Void getKey (char * pch)
{
While (* pch = 0 );
}
After you close all the optimization options in the VC development environment, compile the program and obtain the following results (assembly code)
 

; While (* pch = 0)
$ L27
; Load the address stored in pch
Mov eax, dword ptr _ pch $ [ebp]
; Load the character into the EAX register
Movsx eax, byte ptr [eax]
; Compare the value to zero
Test eax, eax
; If not zero, exit loop
Jne $ L28
;
Jmp $ L27
$ L28
;}
This section of unoptimized code constantly loads the appropriate address, loads the content in the address, and tests the results. Efficiency is quite low, but the results are very accurate. Now let's take a look at all the compiler's optimization options after the switch is turned on, re-compile the program, the generated assembly code, and the above Code
 
What are the differences?
 

;{
; Load the address stored in pch
Mov eax, dword ptr _ pch $ [esp-4]
; Load the character into the AL register
Movsx al, byte ptr [eax]
; While (* pch = 0)
; Compare the value in the AL register to zero
Test al, al
; If still zero, try again
Je SHORT $ L84
;
;}
The code length is much shorter than that without optimization. Note that the compiler places the MOV command out of the loop. This is a very good Optimization in a single thread. However, in a multi-threaded application, if another thread changes the variable value, the loop will never end. The tested value is always placed in the register. Therefore, this section of code has a huge BUG in the case of multithreading. Solution: Re-
 
Write the getKey function once and declare the pch parameter as volatile. The Code is as follows:
 

Void getKey (volatile char * pch)
{
While (* pch = 0 );
}
This modification has no impact on the non-optimized version. The following figure shows the results after optimization:
 

;{
; Load the address stored in pch
Mov eax, dword ptr _ pch $ [esp-4]
; While (* pch = 0)
$ L84:
; Directly compare the value to zero
Cmp byte ptr [eax], 0
; If still zero, try again
Je SHORT $ L84
;
;}
The modification results are perfect and the address will not change. Therefore, the address Declaration is moved out of the loop. The address content is volatile, so it is constantly re-checked in each loop. It is legal to pass a const volatile variable as a parameter to the function. Such a declaration means that the function cannot change the value of the variable, but the value of the variable can be changed by another thread at any time.
 

Static member functions
There is nothing to say about static member functions.

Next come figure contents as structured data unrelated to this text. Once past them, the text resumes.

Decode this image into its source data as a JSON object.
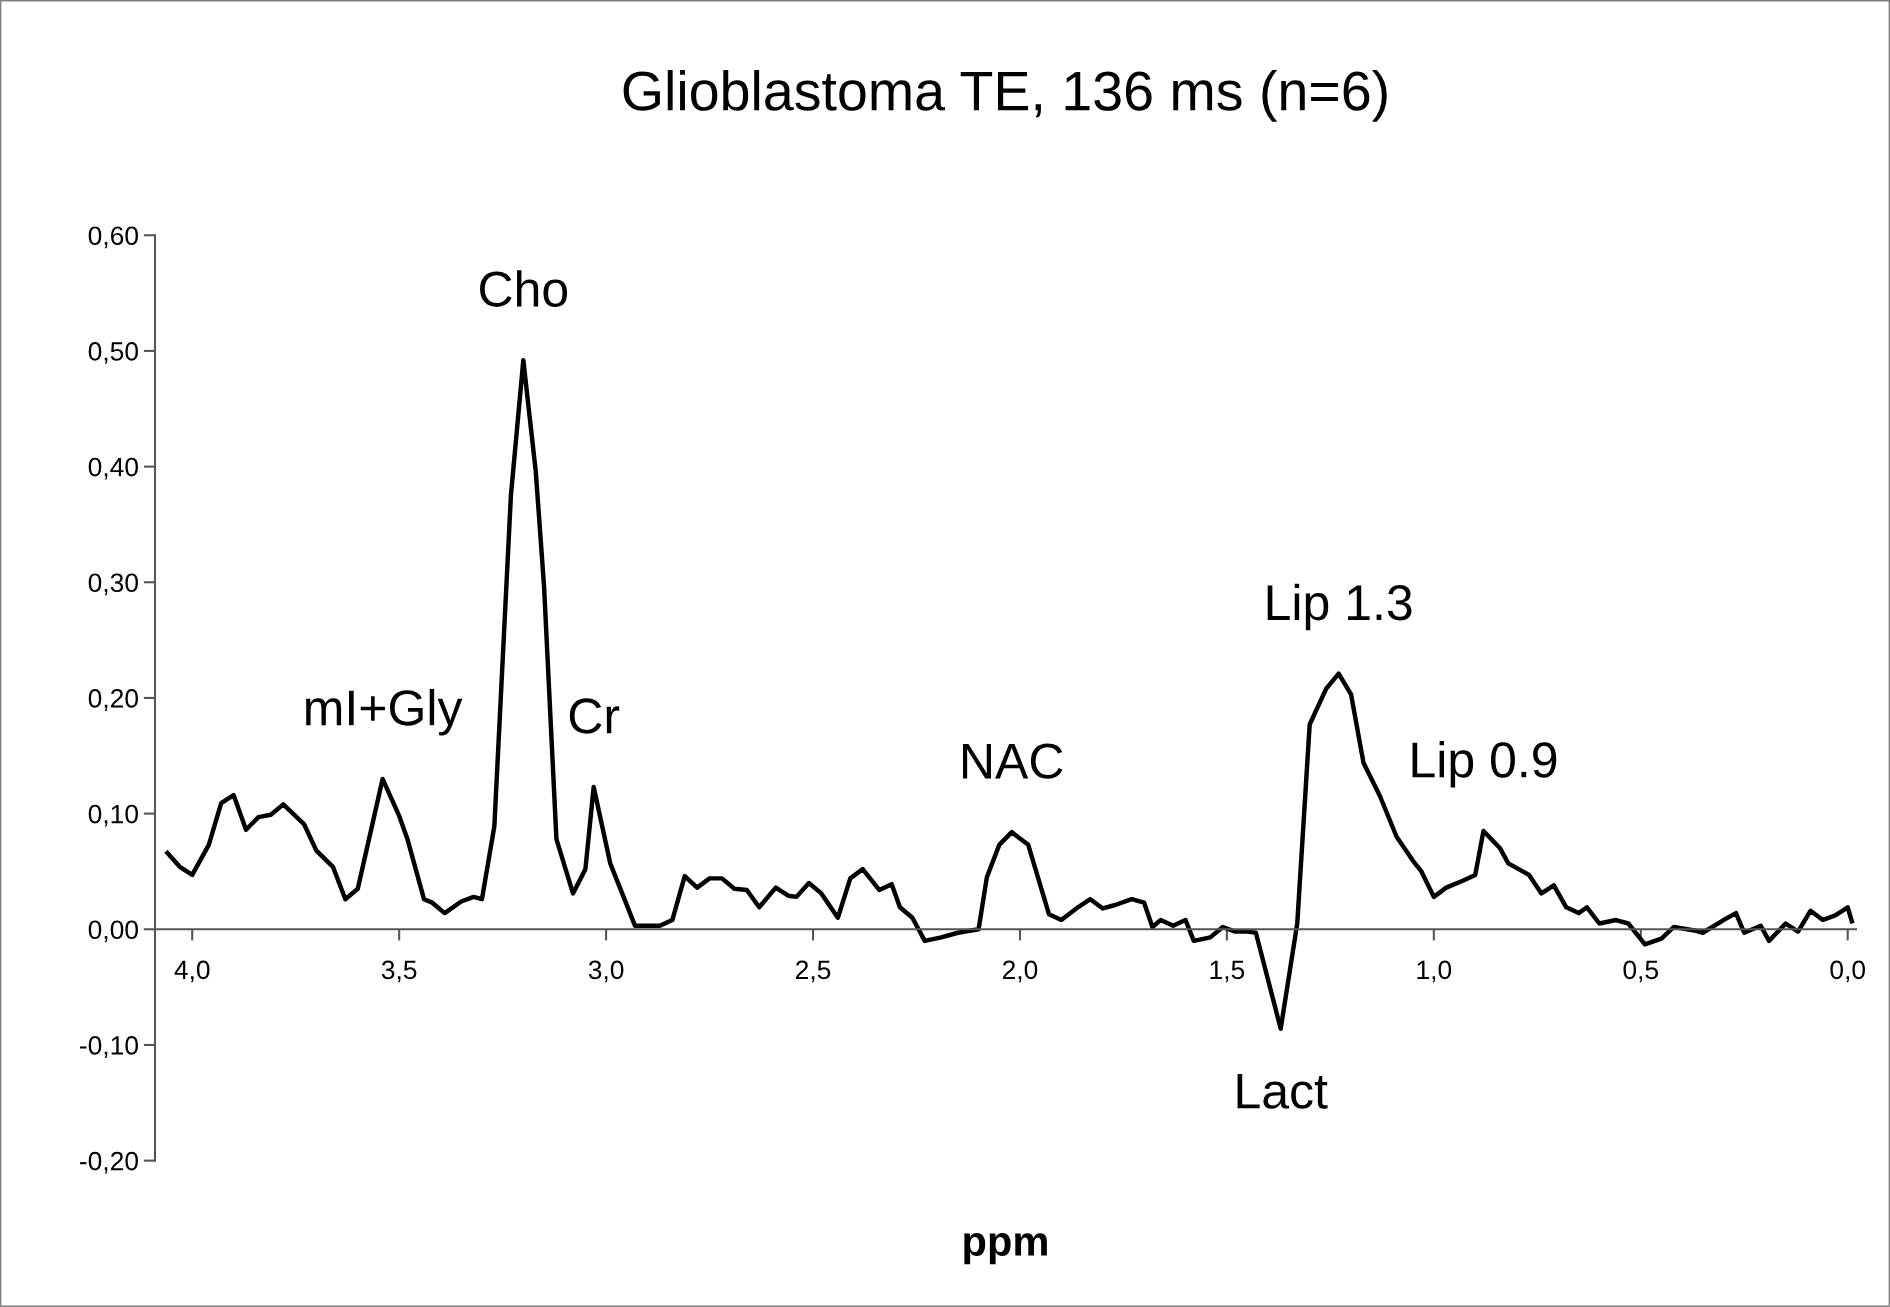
{
  "chart_data": {
    "type": "line",
    "title": "Glioblastoma TE, 136 ms (n=6)",
    "xlabel": "ppm",
    "series": [
      {
        "color": "#000000",
        "x": [
          4.06,
          4.03,
          4.0,
          3.96,
          3.93,
          3.9,
          3.87,
          3.84,
          3.81,
          3.78,
          3.73,
          3.7,
          3.66,
          3.63,
          3.6,
          3.54,
          3.5,
          3.48,
          3.44,
          3.42,
          3.39,
          3.35,
          3.32,
          3.3,
          3.27,
          3.23,
          3.2,
          3.17,
          3.15,
          3.12,
          3.08,
          3.05,
          3.03,
          2.99,
          2.93,
          2.87,
          2.84,
          2.81,
          2.78,
          2.75,
          2.72,
          2.69,
          2.66,
          2.63,
          2.59,
          2.56,
          2.54,
          2.51,
          2.48,
          2.44,
          2.41,
          2.38,
          2.34,
          2.31,
          2.29,
          2.26,
          2.23,
          2.19,
          2.15,
          2.1,
          2.08,
          2.05,
          2.02,
          1.98,
          1.93,
          1.9,
          1.86,
          1.83,
          1.8,
          1.77,
          1.73,
          1.7,
          1.68,
          1.66,
          1.63,
          1.6,
          1.58,
          1.54,
          1.51,
          1.48,
          1.45,
          1.43,
          1.37,
          1.33,
          1.3,
          1.26,
          1.23,
          1.2,
          1.17,
          1.13,
          1.09,
          1.05,
          1.03,
          1.0,
          0.97,
          0.93,
          0.9,
          0.88,
          0.84,
          0.82,
          0.77,
          0.74,
          0.71,
          0.68,
          0.65,
          0.63,
          0.6,
          0.56,
          0.53,
          0.49,
          0.45,
          0.42,
          0.37,
          0.35,
          0.3,
          0.27,
          0.25,
          0.21,
          0.19,
          0.15,
          0.12,
          0.09,
          0.06,
          0.03,
          0.0,
          -0.01
        ],
        "values": [
          0.066,
          0.054,
          0.047,
          0.073,
          0.109,
          0.116,
          0.086,
          0.097,
          0.099,
          0.108,
          0.091,
          0.068,
          0.054,
          0.026,
          0.035,
          0.13,
          0.098,
          0.078,
          0.026,
          0.023,
          0.014,
          0.024,
          0.028,
          0.026,
          0.089,
          0.375,
          0.492,
          0.396,
          0.297,
          0.078,
          0.031,
          0.052,
          0.123,
          0.057,
          0.003,
          0.003,
          0.008,
          0.046,
          0.036,
          0.044,
          0.044,
          0.035,
          0.034,
          0.019,
          0.036,
          0.029,
          0.028,
          0.04,
          0.031,
          0.01,
          0.044,
          0.052,
          0.034,
          0.039,
          0.019,
          0.01,
          -0.01,
          -0.007,
          -0.003,
          0.0,
          0.045,
          0.073,
          0.084,
          0.073,
          0.013,
          0.008,
          0.019,
          0.026,
          0.018,
          0.021,
          0.026,
          0.023,
          0.002,
          0.008,
          0.003,
          0.008,
          -0.01,
          -0.007,
          0.002,
          -0.002,
          -0.002,
          -0.003,
          -0.086,
          0.005,
          0.177,
          0.208,
          0.221,
          0.203,
          0.144,
          0.115,
          0.08,
          0.059,
          0.05,
          0.028,
          0.036,
          0.042,
          0.047,
          0.085,
          0.07,
          0.057,
          0.047,
          0.031,
          0.038,
          0.019,
          0.014,
          0.019,
          0.005,
          0.008,
          0.005,
          -0.013,
          -0.008,
          0.002,
          -0.001,
          -0.003,
          0.008,
          0.014,
          -0.003,
          0.003,
          -0.01,
          0.005,
          -0.002,
          0.016,
          0.008,
          0.012,
          0.019,
          0.007
        ]
      }
    ],
    "xlim": [
      4.09,
      -0.02
    ],
    "xticks": [
      {
        "value": 4.0,
        "label": "4,0"
      },
      {
        "value": 3.5,
        "label": "3,5"
      },
      {
        "value": 3.0,
        "label": "3,0"
      },
      {
        "value": 2.5,
        "label": "2,5"
      },
      {
        "value": 2.0,
        "label": "2,0"
      },
      {
        "value": 1.5,
        "label": "1,5"
      },
      {
        "value": 1.0,
        "label": "1,0"
      },
      {
        "value": 0.5,
        "label": "0,5"
      },
      {
        "value": 0.0,
        "label": "0,0"
      }
    ],
    "ylim": [
      -0.2,
      0.6
    ],
    "yticks": [
      {
        "value": -0.2,
        "label": "-0,20"
      },
      {
        "value": -0.1,
        "label": "-0,10"
      },
      {
        "value": 0.0,
        "label": "0,00"
      },
      {
        "value": 0.1,
        "label": "0,10"
      },
      {
        "value": 0.2,
        "label": "0,20"
      },
      {
        "value": 0.3,
        "label": "0,30"
      },
      {
        "value": 0.4,
        "label": "0,40"
      },
      {
        "value": 0.5,
        "label": "0,50"
      },
      {
        "value": 0.6,
        "label": "0,60"
      }
    ],
    "grid": false,
    "marker": "none",
    "line_style": "solid",
    "annotations": [
      {
        "text": "Cho",
        "x": 3.2,
        "y": 0.492
      },
      {
        "text": "mI+Gly",
        "x": 3.54,
        "y": 0.13
      },
      {
        "text": "Cr",
        "x": 3.03,
        "y": 0.123
      },
      {
        "text": "NAC",
        "x": 2.02,
        "y": 0.084
      },
      {
        "text": "Lip 1.3",
        "x": 1.23,
        "y": 0.221
      },
      {
        "text": "Lip 0.9",
        "x": 0.88,
        "y": 0.085
      },
      {
        "text": "Lact",
        "x": 1.37,
        "y": -0.086
      }
    ]
  }
}
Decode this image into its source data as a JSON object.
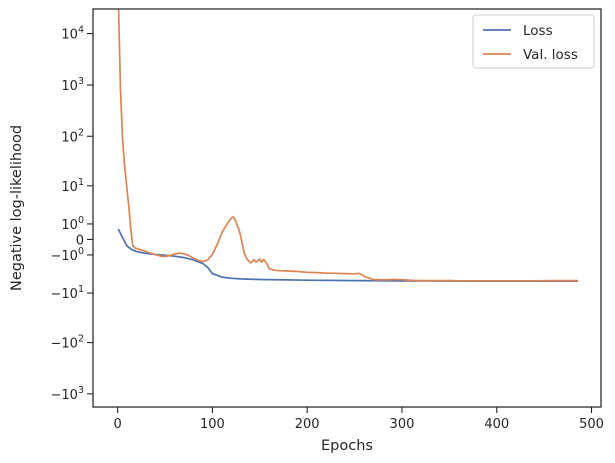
{
  "chart_data": {
    "type": "line",
    "title": "",
    "xlabel": "Epochs",
    "ylabel": "Negative log-likelihood",
    "yscale": "symlog",
    "xlim": [
      -26,
      510
    ],
    "ylim": [
      -1800,
      30000
    ],
    "grid": false,
    "legend": {
      "position": "top-right",
      "entries": [
        "Loss",
        "Val. loss"
      ]
    },
    "x_ticks": [
      {
        "value": 0,
        "label": "0"
      },
      {
        "value": 100,
        "label": "100"
      },
      {
        "value": 200,
        "label": "200"
      },
      {
        "value": 300,
        "label": "300"
      },
      {
        "value": 400,
        "label": "400"
      },
      {
        "value": 500,
        "label": "500"
      }
    ],
    "y_ticks": [
      {
        "value": 10000,
        "label": "10",
        "exp": "4"
      },
      {
        "value": 1000,
        "label": "10",
        "exp": "3"
      },
      {
        "value": 100,
        "label": "10",
        "exp": "2"
      },
      {
        "value": 10,
        "label": "10",
        "exp": "1"
      },
      {
        "value": 1,
        "label": "10",
        "exp": "0"
      },
      {
        "value": 0,
        "label": "0",
        "exp": ""
      },
      {
        "value": -1,
        "label": "−10",
        "exp": "0"
      },
      {
        "value": -10,
        "label": "−10",
        "exp": "1"
      },
      {
        "value": -100,
        "label": "−10",
        "exp": "2"
      },
      {
        "value": -1000,
        "label": "−10",
        "exp": "3"
      }
    ],
    "series": [
      {
        "name": "Loss",
        "color": "#4c72b0",
        "x": [
          1,
          5,
          10,
          15,
          20,
          30,
          40,
          50,
          60,
          70,
          80,
          90,
          95,
          100,
          110,
          120,
          130,
          150,
          200,
          250,
          300,
          350,
          400,
          450,
          485
        ],
        "y": [
          0.55,
          0.1,
          -0.35,
          -0.58,
          -0.72,
          -0.87,
          -0.96,
          -1.02,
          -1.12,
          -1.25,
          -1.5,
          -1.95,
          -2.5,
          -3.6,
          -4.4,
          -4.7,
          -4.85,
          -5.0,
          -5.2,
          -5.3,
          -5.4,
          -5.43,
          -5.45,
          -5.46,
          -5.47
        ]
      },
      {
        "name": "Val. loss",
        "color": "#dd8452",
        "x": [
          1,
          3,
          5,
          7,
          10,
          12,
          14,
          16,
          18,
          20,
          25,
          30,
          35,
          40,
          45,
          50,
          55,
          60,
          65,
          70,
          75,
          80,
          85,
          90,
          95,
          100,
          105,
          110,
          115,
          118,
          120,
          122,
          124,
          126,
          128,
          130,
          132,
          134,
          136,
          138,
          140,
          142,
          144,
          146,
          148,
          150,
          152,
          154,
          156,
          158,
          160,
          165,
          170,
          180,
          190,
          200,
          210,
          220,
          230,
          240,
          250,
          255,
          260,
          270,
          280,
          290,
          300,
          310,
          320,
          330,
          340,
          350,
          360,
          380,
          400,
          420,
          440,
          460,
          485
        ],
        "y": [
          30000,
          800,
          100,
          30,
          8,
          3,
          0.5,
          -0.3,
          -0.45,
          -0.5,
          -0.6,
          -0.72,
          -0.85,
          -0.98,
          -1.1,
          -1.15,
          -1.05,
          -0.92,
          -0.85,
          -0.9,
          -1.05,
          -1.3,
          -1.55,
          -1.7,
          -1.5,
          -0.95,
          -0.25,
          0.35,
          0.95,
          1.35,
          1.6,
          1.75,
          1.4,
          0.9,
          0.55,
          0.1,
          -0.35,
          -0.9,
          -1.3,
          -1.6,
          -1.85,
          -1.7,
          -1.45,
          -1.75,
          -1.6,
          -1.4,
          -1.75,
          -1.45,
          -1.7,
          -2.1,
          -2.7,
          -2.95,
          -3.05,
          -3.1,
          -3.2,
          -3.35,
          -3.4,
          -3.5,
          -3.55,
          -3.6,
          -3.65,
          -3.55,
          -4.2,
          -5.0,
          -5.1,
          -5.0,
          -5.05,
          -5.25,
          -5.3,
          -5.3,
          -5.3,
          -5.3,
          -5.35,
          -5.35,
          -5.35,
          -5.35,
          -5.35,
          -5.3,
          -5.3
        ]
      }
    ]
  }
}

1. The address of the static member function can be stored by the common function pointer, while the common member function address needs to be stored by the class member function pointer. Example:
Class base {
Static int func1 ();
Int func2 ();
};

Int (* pf1) () = & base: func1; // common function pointer
Int (base: * pf2) () = & base: func2; // member function pointer

2. static member functions cannot call non-static members of a class. Because the static member function does not include the this pointer.

3. static member functions cannot be declared as virtual, const, and volatile functions at the same time. Example:
Class base {www.2cto.com
Virtual static void func1 (); // Error
Static void func2 () const; // Error
Static void func3 () volatile; // Error
};

The last point is that static members can be accessed independently, that is, they can be accessed without creating any object instance.